Wayback Cache Proxy — Browsing the Old Web Offline
When I started restoring 30 years of browser art for ZKM’s Choose Your Filter! exhibition, everything depended on the Wayback Machine. Old websites, dead servers, gone domains — the Internet Archive was the only source. Then in late 2024, it went offline for weeks after DDoS attacks and a data breach.
That was the moment I realized I couldn’t run an exhibition on someone else’s uptime.
The Problem
The exhibition needed visitors to browse archived websites from the 1990s and 2000s inside historical browser environments. Every page load hit the Wayback Machine in real time. No Wayback Machine, no exhibition. And even when it was up, response times were unpredictable — sometimes a page took 10 seconds, sometimes it timed out entirely.
What I Built
Wayback Cache Proxy sits between the browser and the Wayback Machine. It fetches archived pages once, caches them in Redis, and serves them locally from that point on. If the Wayback Machine goes down tomorrow, the exhibition keeps running.
The proxy does more than just cache though:
Two-tier cache — A permanent “curated” tier for content I’ve verified and want to keep forever, plus an auto-expiring “hot” tier for pages visitors discover on their own. The curated tier survives Redis restarts, the hot tier cleans itself up after 7 days.
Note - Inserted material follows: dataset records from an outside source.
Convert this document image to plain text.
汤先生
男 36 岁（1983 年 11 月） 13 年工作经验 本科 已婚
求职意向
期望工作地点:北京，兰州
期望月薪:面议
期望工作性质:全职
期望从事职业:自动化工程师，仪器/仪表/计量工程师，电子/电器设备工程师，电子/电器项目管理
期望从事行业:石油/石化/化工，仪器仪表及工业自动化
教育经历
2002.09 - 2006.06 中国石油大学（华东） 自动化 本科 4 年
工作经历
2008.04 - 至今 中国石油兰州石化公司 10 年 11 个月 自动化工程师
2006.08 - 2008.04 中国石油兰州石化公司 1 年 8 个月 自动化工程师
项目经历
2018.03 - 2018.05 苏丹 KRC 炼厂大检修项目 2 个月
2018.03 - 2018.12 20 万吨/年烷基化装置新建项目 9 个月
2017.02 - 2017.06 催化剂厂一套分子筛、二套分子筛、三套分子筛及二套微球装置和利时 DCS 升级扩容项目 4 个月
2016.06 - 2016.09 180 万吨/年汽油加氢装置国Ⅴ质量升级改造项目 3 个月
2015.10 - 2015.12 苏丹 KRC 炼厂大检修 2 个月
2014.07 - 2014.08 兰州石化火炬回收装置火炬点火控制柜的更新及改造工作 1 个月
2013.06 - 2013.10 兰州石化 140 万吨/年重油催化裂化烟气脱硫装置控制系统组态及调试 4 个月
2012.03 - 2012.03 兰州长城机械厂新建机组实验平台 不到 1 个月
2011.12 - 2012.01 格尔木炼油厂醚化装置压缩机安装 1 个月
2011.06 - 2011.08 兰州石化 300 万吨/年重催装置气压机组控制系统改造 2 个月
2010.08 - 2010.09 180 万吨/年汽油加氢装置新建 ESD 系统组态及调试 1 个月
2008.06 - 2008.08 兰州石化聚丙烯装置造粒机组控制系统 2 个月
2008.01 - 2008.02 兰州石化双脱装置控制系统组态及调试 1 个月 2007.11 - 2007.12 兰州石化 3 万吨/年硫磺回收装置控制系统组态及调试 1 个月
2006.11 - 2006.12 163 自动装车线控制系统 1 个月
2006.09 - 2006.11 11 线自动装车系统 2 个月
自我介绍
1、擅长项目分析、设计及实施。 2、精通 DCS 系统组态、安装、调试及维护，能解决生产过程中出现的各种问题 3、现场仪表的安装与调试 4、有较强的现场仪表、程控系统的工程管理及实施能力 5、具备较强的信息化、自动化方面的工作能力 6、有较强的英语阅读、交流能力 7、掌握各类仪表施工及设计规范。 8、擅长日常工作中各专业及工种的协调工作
Prefetch crawler — Before the exhibition opened, I crawled seed URLs to pre-populate the cache. You add URLs through the admin interface, set a crawl depth, and let it spider. By opening day, thousands of pages were already cached.
Modem speed throttling — This was the fun part. You can throttle connections to simulate 14.4k, 28.8k, 56k, ISDN, or DSL speeds. Visitors could pick their speed from a dropdown in the header bar. Watching someone wait 30 seconds for an image to load on simulated 14.4k really drives home how different browsing used to be.
Content transformation — The Wayback Machine injects its own toolbar, scripts, and rewrites URLs in archived pages. The proxy strips all of that out and fixes asset URLs so pages render cleanly.
Some Technical Decisions
The proxy is an async TCP server that speaks raw HTTP — no framework, just asyncio reading bytes off a socket. This was deliberate. Exhibition software needs to be simple to debug and predictable under load. When something breaks at 9am on a Saturday and the exhibition opens at 10, you want to be reading your own code, not a framework’s stack trace.
The admin interface at /_admin/ is built to work in IE4. Not because anyone is using IE4 to administrate the proxy, but because the proxy already needed to handle requests from historical browsers running in the exhibition. Making the admin work there too meant one less thing to worry about.
There’s also a separate FastAPI admin service on port 8080 with a proper dark-themed dashboard for remote management — cache statistics, crawler controls, live configuration reload via Redis Pub/Sub.
Open Source
I released it under MIT on ZKM’s GitHub: zkmkarlsruhe/wayback-cache-proxy
It’s designed for museums and exhibitions, but the architecture works for anyone who needs reliable, offline-capable access to archived web content. If you’re running a net art show, doing web preservation research, or just want to browse the old web without depending on the Internet Archive’s availability — give it a try.